Mais il y a plus : la méditation calme le mental et un esprit apaisé est plus enclin à générer de meilleures idées face aux défis de la vie personnelle et du travail. Les chercheurs ont ainsi constaté un immense impact de la pleine conscience sur la créativité.

Créativité et mode de penser

L’application du principe du non-jugement, au cœur de la pratique de la méditation pleine conscience, ne favoriserait pas la pensée convergente, ce “mode de fonctionnement structuré” qui consiste à générer une seule solution possible pour un seul problème particulier.

La pratique induirait plutôt un état qui soutient la pensée divergente, sans censure, c’est-à-dire un “mode de pensée improvisateur” permettant à de nombreuses nouvelles idées d’émerger.

Méditer en pleine conscience serait ainsi un terreau fertile pour les idées novatrices.

Une étude a même montré que la pratique réduit la rigidité cognitive : au cours de l’expérience, six tâches étaient données. Les trois premières appelaient des méthodes complexes et les trois suivantes des solutions de plus en plus simples. Les non-méditants continuaient d’appliquer des approches complexes à des problèmes simples et avaient plus tendance à être frustrés. Les méditants étaient plus à même de déceler que les derniers problèmes pouvaient être résolus en utilisant des étapes plus simples.

Ceci étant dit, il n’en reste pas moins que l’équilibre entre les modes divergent et convergent est très important, exactement comme l’est, dans le jazz, la complémentarité entre la structure musicale et l’improvisation. C’est le bon dosage entre, d’une part, le respect de la structure du thème, de sa mélodie et de sa trame et, d’autre part, l’inspiration personnelle qui produit l’expression créative unique du musicien avec son ensemble.

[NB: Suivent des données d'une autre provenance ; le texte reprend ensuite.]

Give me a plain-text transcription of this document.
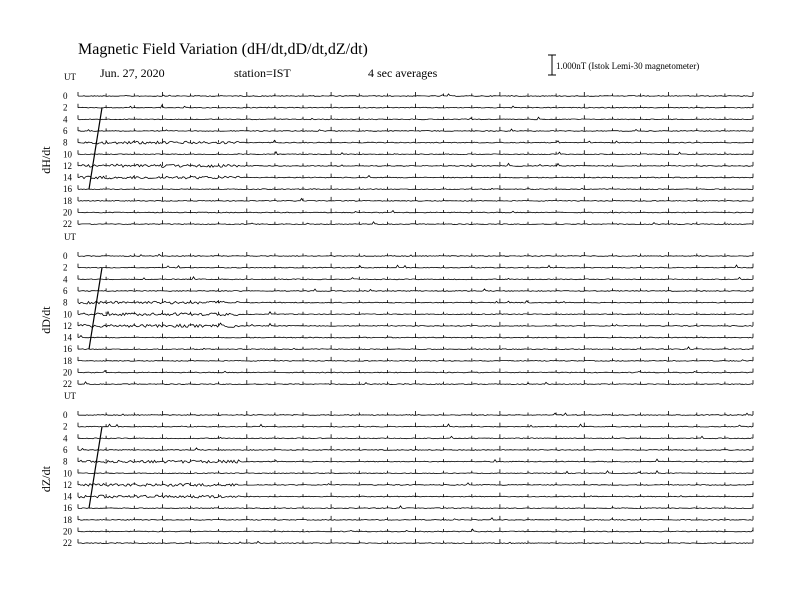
Magnetic Field Variation (dH/dt,dD/dt,dZ/dt)
Jun. 27, 2020	station=IST	4 sec averages	1.000nT (Istok Lemi-30 magnetometer)
UT
dH/dt
0
2
4
6
8
10
12
14
16
18
20
22
UT
dD/dt
0
2
4
6
8
10
12
14
16
18
20
22
UT
dZ/dt
0
2
4
6
8
10
12
14
16
18
20
22
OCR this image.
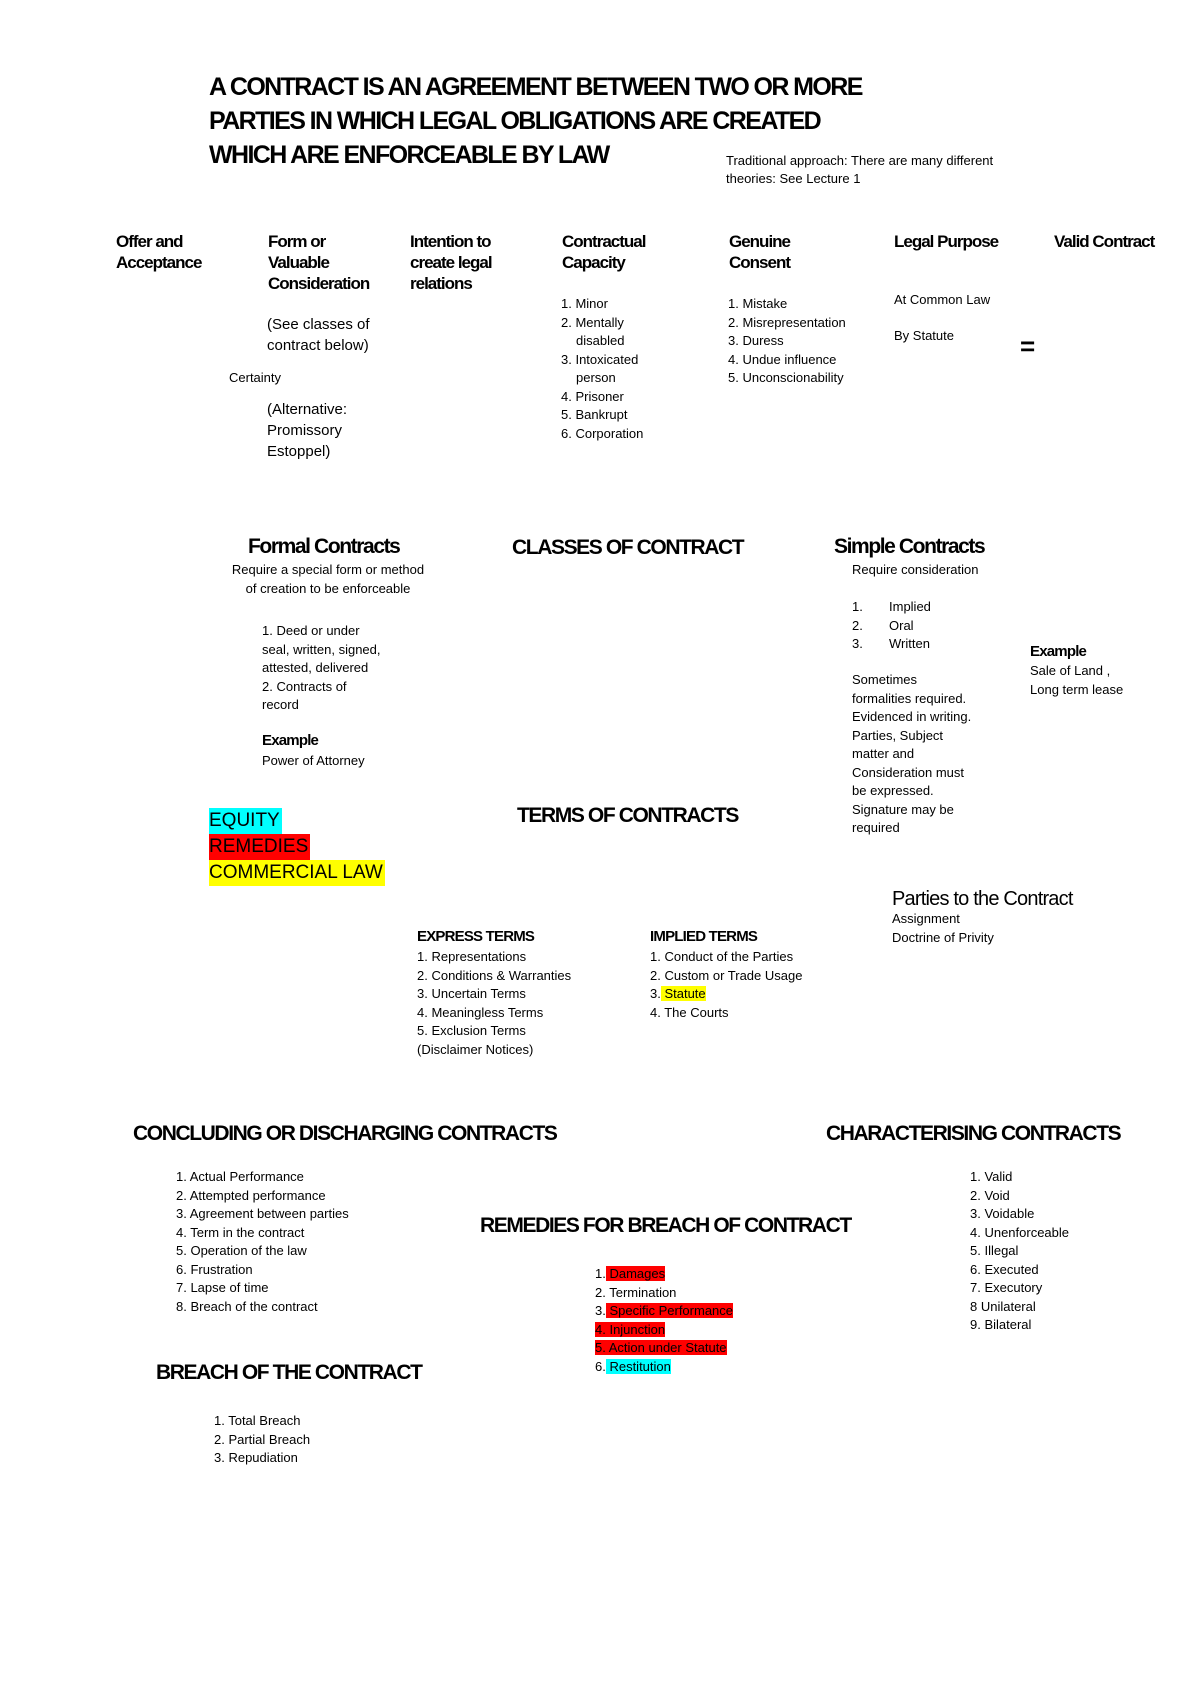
A CONTRACT IS AN AGREEMENT BETWEEN TWO OR MORE
PARTIES IN WHICH LEGAL OBLIGATIONS ARE CREATED
WHICH ARE ENFORCEABLE BY LAW	Traditional approach: There are many different
theories: See Lecture 1
Offer and
Acceptance
Form or
Valuable
Consideration
(See classes of
contract below)
Certainty
(Alternative:
Promissory
Estoppel)
Intention to
create legal
relations
Contractual
Capacity
1. Minor
2. Mentally
disabled
3. Intoxicated
person
4. Prisoner
5. Bankrupt
6. Corporation
Genuine
Consent
1. Mistake
2. Misrepresentation
3. Duress
4. Undue influence
5. Unconscionability
Legal Purpose
At Common Law
By Statute	=
Valid Contract
CLASSES OF CONTRACT
Formal Contracts
Require a special form or method
of creation to be enforceable
1. Deed or under
seal, written, signed,
attested, delivered
2. Contracts of
record
Example
Power of Attorney
Simple Contracts
Require consideration
1. Implied
2. Oral
3. Written
Sometimes
formalities required.
Evidenced in writing.
Parties, Subject
matter and
Consideration must
be expressed.
Signature may be
required
Example
Sale of Land ,
Long term lease
EQUITY
REMEDIES
COMMERCIAL LAW
TERMS OF CONTRACTS
EXPRESS TERMS
1. Representations
2. Conditions & Warranties
3. Uncertain Terms
4. Meaningless Terms
5. Exclusion Terms
(Disclaimer Notices)
IMPLIED TERMS
1. Conduct of the Parties
2. Custom or Trade Usage
3. Statute
4. The Courts
Parties to the Contract
Assignment
Doctrine of Privity
CONCLUDING OR DISCHARGING CONTRACTS
1. Actual Performance
2. Attempted performance
3. Agreement between parties
4. Term in the contract
5. Operation of the law
6. Frustration
7. Lapse of time
8. Breach of the contract
CHARACTERISING CONTRACTS
1. Valid
2. Void
3. Voidable
4. Unenforceable
5. Illegal
6. Executed
7. Executory
8 Unilateral
9. Bilateral
REMEDIES FOR BREACH OF CONTRACT
1. Damages
2. Termination
3. Specific Performance
4. Injunction
5. Action under Statute
6. Restitution
BREACH OF THE CONTRACT
1. Total Breach
2. Partial Breach
3. Repudiation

Mon propos consiste à souligner ici le fait que la créativité est le fruit d’un équilibre subtil entre l’acceptation des contraintes liées à un contexte et la liberté créative prise au sein de ces contraintes. Nous avons indiscutablement besoin des deux faces de la pièce : un manque total de liberté est tout autant préjudiciable qu’un manque total de contraintes.

Et la pratique de la pleine conscience est une clef pour trouver cet équilibre fécond d’où peut jaillir l’inventivité nécessaire à la résolution de problèmes simples ou complexes. Albert Einstein aurait pu résumer l’importance de cet équilibre ainsi : “les ordinateurs sont incroyablement rapides, précis et stupides ; les hommes sont incroyablement lents, approximatifs et brillants ; ensemble ils sont puissants au-delà de ce que l’on peut imaginer”.

La pleine conscience dans le processus créatif

Certains spécialistes estiment que le cerveau dispose de deux modes de fonctionnement : dans son livre “Intelligence du lièvre, cerveau de tortue, pourquoi l’intelligence s’accroît quand on pense moins” ?, Guy Claxton les nomment pensée rapide et pensée lente.

La pensée rapide est rationnelle, analytique, linéaire et logique. Elle opère quand nous agissons sous pression, quand nous avons peu de temps. Elle fournit des solutions claires à des problèmes bien définis. D’un autre côté, la pensée lente est intuitive, primitive et créative. Elle entre en jeu quand toute pression a disparu et que nous avons le temps de laisser les idées en veilleuse émerger à leur rythme.

On sait aujourd’hui que le fait de garder notre esprit occupé en permanence équivaut à un gaspillage de nos plus précieuses ressources. C’est vrai, notre cerveau peut faire des merveilles sous pression et dans l’urgence. Mais il en accomplira tellement de plus importantes si on lui donne de temps à autre le loisir de se détendre. C’est, encore une fois, une question d’équilibre.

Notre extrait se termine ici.